DDJ DATA COMPRESSION CONTEST RESULTS

And the winner is...

Mark Nelson

Mark is vice president of software development at Greenleaf Software and author of the upcoming The Data Compression Book (M&T Publishing). Mark can be contacted at 16479 Dallas Parkway, Suite 570, Dallas, TX 75248.


When we announced the DDJ Data Compression Contest in the February 1991 issue, we expected a big response from readers -- and we weren't disappointed. Over the course of the following months, compression programs from all over the world poured into DDJ's offices.

As you might expect from a contest like this, the entries covered the whole spectrum, from the good and bad to the downright ugly. However, as I reviewed the code coming in, the one thing that stood out was a refreshingly high level of creativity and innovation in the approaches to data compression. There were virtually no "me too" rehashed versions of familiar programs such as UNIX Compress or LHarc. Instead, programmers who read DDJ seemed to be eager to try out new algorithms and techniques, frequently with good results. This provides an interesting counterpoint to those who tell us that to produce good software today you need $1,000,000 budgets and hordes of interchangeable programmers. Maybe it doesn't have to be that way.

The Cream of the Crop

After running all the submitted programs through the DDJ compression test suite, a handful distinguished themselves as exceptional contenders for the DDJ compression championship:

The Results

The final test suite for the contest consisted of approximately 2 Mbytes each of text, graphics, and executable files. Individual file sizes ranged from as little as 5 Kbytes up to 700 Kbytes. I judged programs based on their ability to compress each of the three different types of files, as well as overall compression ability.

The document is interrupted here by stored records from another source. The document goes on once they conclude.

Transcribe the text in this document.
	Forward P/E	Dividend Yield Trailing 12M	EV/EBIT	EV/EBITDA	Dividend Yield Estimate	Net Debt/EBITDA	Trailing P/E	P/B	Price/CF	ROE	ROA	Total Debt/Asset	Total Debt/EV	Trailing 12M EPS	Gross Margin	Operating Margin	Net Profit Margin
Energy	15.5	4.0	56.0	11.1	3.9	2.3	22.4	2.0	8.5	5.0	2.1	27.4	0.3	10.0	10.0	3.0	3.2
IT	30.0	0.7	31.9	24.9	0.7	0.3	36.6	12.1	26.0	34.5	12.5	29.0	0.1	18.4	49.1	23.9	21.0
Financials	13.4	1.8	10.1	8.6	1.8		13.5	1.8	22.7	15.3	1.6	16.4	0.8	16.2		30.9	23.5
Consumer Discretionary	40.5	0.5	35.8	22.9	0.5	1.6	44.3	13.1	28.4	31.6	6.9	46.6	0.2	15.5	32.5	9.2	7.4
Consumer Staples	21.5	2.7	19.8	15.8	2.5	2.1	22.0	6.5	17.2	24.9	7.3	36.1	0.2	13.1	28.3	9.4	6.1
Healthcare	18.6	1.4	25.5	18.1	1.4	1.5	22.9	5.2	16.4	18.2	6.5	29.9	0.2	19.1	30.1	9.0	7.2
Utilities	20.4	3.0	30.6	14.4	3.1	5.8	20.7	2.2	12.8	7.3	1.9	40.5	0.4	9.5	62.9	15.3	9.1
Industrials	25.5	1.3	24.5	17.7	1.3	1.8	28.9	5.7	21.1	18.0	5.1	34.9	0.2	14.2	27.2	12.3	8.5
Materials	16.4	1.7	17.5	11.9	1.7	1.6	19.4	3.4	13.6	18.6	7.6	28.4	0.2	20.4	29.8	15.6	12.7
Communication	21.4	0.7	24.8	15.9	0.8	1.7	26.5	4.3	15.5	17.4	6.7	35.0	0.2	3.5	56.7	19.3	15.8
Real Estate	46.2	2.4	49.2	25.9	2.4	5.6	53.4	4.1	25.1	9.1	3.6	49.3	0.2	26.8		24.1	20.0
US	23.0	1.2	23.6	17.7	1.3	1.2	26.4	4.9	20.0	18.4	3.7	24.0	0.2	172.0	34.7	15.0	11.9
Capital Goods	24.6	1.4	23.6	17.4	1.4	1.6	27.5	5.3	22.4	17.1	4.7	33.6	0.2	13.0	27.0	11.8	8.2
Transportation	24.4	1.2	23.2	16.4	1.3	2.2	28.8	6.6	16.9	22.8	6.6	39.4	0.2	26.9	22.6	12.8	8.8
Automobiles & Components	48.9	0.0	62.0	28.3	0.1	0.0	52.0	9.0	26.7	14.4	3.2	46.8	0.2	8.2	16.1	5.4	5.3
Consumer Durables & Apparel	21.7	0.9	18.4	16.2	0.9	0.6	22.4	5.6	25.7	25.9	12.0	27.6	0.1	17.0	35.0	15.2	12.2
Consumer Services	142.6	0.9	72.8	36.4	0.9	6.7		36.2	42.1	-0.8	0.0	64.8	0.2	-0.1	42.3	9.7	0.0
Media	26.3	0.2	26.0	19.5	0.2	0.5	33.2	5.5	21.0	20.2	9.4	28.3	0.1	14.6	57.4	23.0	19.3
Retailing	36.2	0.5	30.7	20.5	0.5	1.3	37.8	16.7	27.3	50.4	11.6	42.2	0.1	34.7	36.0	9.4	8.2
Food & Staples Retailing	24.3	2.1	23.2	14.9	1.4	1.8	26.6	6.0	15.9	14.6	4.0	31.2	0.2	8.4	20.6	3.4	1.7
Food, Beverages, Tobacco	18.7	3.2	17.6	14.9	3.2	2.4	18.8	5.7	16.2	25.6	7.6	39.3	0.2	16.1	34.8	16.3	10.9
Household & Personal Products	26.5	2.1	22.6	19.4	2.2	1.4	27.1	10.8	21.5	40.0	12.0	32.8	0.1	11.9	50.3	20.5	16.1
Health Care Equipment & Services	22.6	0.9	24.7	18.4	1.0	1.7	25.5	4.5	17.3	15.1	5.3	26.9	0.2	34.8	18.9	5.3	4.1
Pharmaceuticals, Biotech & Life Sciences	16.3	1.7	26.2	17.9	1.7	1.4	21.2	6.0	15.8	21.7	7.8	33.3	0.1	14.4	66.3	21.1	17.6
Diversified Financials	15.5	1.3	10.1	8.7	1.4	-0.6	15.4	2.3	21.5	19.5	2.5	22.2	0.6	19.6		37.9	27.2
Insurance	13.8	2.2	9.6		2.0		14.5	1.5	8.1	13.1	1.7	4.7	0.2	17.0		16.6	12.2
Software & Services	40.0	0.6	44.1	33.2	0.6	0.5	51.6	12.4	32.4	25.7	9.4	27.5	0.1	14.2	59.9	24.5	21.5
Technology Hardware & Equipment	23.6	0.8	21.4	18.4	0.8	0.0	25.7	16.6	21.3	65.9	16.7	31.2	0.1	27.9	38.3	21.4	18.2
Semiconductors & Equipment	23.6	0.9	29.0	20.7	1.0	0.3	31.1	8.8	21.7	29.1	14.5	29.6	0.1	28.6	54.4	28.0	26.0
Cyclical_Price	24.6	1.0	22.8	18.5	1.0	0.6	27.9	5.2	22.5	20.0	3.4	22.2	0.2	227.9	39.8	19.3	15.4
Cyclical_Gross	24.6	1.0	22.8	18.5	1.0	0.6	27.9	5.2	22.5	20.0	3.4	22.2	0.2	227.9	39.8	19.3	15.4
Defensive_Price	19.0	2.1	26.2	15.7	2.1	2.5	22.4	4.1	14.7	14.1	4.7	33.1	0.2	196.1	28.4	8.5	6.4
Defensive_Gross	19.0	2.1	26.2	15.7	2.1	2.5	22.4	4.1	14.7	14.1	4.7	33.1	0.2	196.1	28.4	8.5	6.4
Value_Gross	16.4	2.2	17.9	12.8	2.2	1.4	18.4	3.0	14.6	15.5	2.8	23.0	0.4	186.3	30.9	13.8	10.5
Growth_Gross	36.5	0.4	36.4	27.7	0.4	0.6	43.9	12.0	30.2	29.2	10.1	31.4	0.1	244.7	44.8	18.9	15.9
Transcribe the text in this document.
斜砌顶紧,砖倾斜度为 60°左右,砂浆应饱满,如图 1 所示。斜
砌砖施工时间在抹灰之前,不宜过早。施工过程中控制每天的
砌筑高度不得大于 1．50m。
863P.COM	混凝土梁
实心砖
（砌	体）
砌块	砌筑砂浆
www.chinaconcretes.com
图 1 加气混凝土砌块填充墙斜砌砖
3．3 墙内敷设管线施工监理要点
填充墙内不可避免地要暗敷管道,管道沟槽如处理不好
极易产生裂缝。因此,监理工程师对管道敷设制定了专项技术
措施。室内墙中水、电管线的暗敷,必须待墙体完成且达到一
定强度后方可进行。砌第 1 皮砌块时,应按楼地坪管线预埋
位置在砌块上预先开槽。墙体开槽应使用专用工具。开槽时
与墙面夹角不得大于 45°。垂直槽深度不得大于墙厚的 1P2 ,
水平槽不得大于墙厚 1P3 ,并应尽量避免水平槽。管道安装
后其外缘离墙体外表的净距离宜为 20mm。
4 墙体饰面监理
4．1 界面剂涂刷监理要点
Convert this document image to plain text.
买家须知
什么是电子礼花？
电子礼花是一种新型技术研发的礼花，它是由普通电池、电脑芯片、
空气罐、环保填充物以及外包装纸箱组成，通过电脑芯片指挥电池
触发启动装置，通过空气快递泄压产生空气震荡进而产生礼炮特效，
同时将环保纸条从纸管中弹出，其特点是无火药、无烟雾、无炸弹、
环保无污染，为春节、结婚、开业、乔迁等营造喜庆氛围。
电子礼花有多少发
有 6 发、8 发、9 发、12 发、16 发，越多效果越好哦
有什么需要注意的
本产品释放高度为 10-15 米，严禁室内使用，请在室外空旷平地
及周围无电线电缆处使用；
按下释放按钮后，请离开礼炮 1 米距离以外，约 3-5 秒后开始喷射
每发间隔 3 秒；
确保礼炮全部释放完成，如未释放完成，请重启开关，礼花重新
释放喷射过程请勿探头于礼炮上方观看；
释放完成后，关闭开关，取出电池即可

We also judged speed of compression and expansion.

It took literally weeks of continuous testing on the test machine (a 25-MHz 80386 PC from Everex Systems that had an 160-Mbyte hard disk and 8 Mbytes of RAM), but after a few false starts, I was finally able to complete testing and begin tabulation of the results. The final results confirmed what I had suspected during testing: The championship was going to be decided between two programs that were as different as night and day.

When I first began testing Charles Ashford's COMPRESS program, I knew it was going to be a problem. Charles's program had two characteristics that made it stand out: First, it compressed files significantly better than any other program submitted, or for that matter, any other program I have seen. Second, it was by far the slowest compression program submitted; in fact it was three orders of magnitude slower than the fastest entrant! Testing the Ashford code took almost four full days on a 25-MHz 386 machine. However, the contest didn't place any restrictions on the time a program could take, so this was all perfectly legal.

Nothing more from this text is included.